The son of a dentist and a flight attendant, Wodniak grew up in Iowa and Chicago. When he came to USC initially as a pre-med, Wodniak — a trombone player since fourth grade — also knew that he wanted to participate in the university’s famed marching band. Wodniak eventually switched his major to dramatic arts and discovered that band and theatre didn’t always easily sync up schedule wise. The 300-member TMB — also known as the Spirit of Troy — attends every USC football game and is frequently hired out for special concerts and events, both locally and across the country. Not exactly a commitment which easily accommodates a theatrical rehearsal schedule.
Wodniak learned this during his junior year while working in productions of the musicals Floyd Collins and Into the Woods. The dual duty had him motoring from band practice directly to show rehearsal with barely enough time to take a shower or power down a quick dinner.
“I made it work, but it was an incredible amount of stress,” Wodniak says. “It was definitely worth it, though. Those shows were amazing.”
After spending his first two years as a member of the band, Wodniak became a squad leader during his junior year. His election as drum major for 2016-17 means that Wodniak leads the band in a series of fight songs. As the band’s most visible member, a costumed Wodniak marches in before the start of the game and stabs the field with his sword.
“I am supposed to be the powerful, the resilient, the very focused man that everyone can look to and say, ‘All right, that is a Trojan. That is what we represent,’ ” Wodniak says. “So that requires me to be in game mode all day long.”

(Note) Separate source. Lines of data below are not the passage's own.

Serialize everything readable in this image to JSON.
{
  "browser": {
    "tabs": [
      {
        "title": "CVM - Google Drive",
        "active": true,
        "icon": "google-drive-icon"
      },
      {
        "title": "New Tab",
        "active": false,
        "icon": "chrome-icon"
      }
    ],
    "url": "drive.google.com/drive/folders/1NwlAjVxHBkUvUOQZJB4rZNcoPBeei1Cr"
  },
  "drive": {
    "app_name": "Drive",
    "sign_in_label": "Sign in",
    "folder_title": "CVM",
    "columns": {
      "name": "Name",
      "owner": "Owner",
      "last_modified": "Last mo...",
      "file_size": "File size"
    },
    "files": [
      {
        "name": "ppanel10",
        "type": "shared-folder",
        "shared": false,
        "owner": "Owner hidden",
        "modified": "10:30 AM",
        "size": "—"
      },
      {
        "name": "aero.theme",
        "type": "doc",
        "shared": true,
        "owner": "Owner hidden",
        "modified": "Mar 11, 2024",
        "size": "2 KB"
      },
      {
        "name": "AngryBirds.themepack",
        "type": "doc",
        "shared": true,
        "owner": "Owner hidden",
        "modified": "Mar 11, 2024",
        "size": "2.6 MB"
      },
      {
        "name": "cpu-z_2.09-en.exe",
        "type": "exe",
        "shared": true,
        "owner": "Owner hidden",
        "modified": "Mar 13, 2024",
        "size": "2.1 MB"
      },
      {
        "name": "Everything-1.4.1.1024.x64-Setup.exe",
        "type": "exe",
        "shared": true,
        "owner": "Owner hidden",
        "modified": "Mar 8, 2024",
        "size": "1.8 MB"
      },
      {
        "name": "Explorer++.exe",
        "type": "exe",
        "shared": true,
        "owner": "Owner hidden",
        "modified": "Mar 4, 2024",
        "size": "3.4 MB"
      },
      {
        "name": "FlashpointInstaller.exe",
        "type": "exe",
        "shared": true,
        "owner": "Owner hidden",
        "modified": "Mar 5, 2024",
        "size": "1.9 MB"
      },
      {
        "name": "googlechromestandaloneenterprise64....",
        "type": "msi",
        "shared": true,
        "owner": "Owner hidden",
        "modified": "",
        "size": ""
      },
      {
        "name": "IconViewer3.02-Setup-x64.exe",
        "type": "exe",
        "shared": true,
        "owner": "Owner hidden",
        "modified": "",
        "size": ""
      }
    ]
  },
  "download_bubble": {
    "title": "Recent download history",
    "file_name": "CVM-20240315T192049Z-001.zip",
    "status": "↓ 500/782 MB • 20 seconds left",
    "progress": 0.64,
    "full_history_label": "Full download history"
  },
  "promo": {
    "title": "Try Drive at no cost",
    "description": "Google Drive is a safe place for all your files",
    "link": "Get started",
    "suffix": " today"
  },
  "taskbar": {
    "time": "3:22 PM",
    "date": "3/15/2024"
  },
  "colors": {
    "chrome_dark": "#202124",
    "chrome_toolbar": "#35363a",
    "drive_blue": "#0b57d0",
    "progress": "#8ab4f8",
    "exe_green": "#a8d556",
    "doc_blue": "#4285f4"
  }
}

Asked whether his Spirit of Troy persona also allows him to use his acting skills, Wodniak considers the question.
“The role of drum major doesn’t come without its hardships,” he says. “It’s the heat and the sun and the physical exertion of marching and staying vigilant the entire time that you’re wearing a uniform is definitely a role that I fill. It’s definitely a role that I’m embracing and I’m accepting the challenge.”
SDA faculty member Robert Bailey, who taught Wodniak in his introduction to stage directing class, says that Wodniak’s defining characteristic is his boundless enthusiasm. Whether bringing in a homemade bug costume for the actor he directed for a scene from Franz Kafka’s Metamorphosis or cracking up his classmates performing a barroom encounter from The Last Days of Judas Iscariot, Wodniak enjoyed himself thoroughly and brought a similar spirit of enthusiasm to the class, according to Bailey.
When the Skylight Theatre put out a call for actors for a reading of a new play, Tom Lavagnino’s Eleanor Tuesday, Bailey recruited Wodniak.
“He was going to be acting with a real seasoned actor, and I thought Chris would hold his own, hang in there and know what to do, and he did,” Bailey says. “He’s somebody you remember because he just has such a great positive approach to everything he does and he’s very talented.”
Fall semester and the accompanying 12 football games (plus playoffs) will likely tie up Wodniak’s schedule. He hopes to get back on the boards in the spring.
“I completely understand the situation I’ve put myself in. It’s something I just have to accept,” Wodniak says. “I’m really confident in all of my abilities, and nothing stops me.”
This story appears in the 2016 Callboard.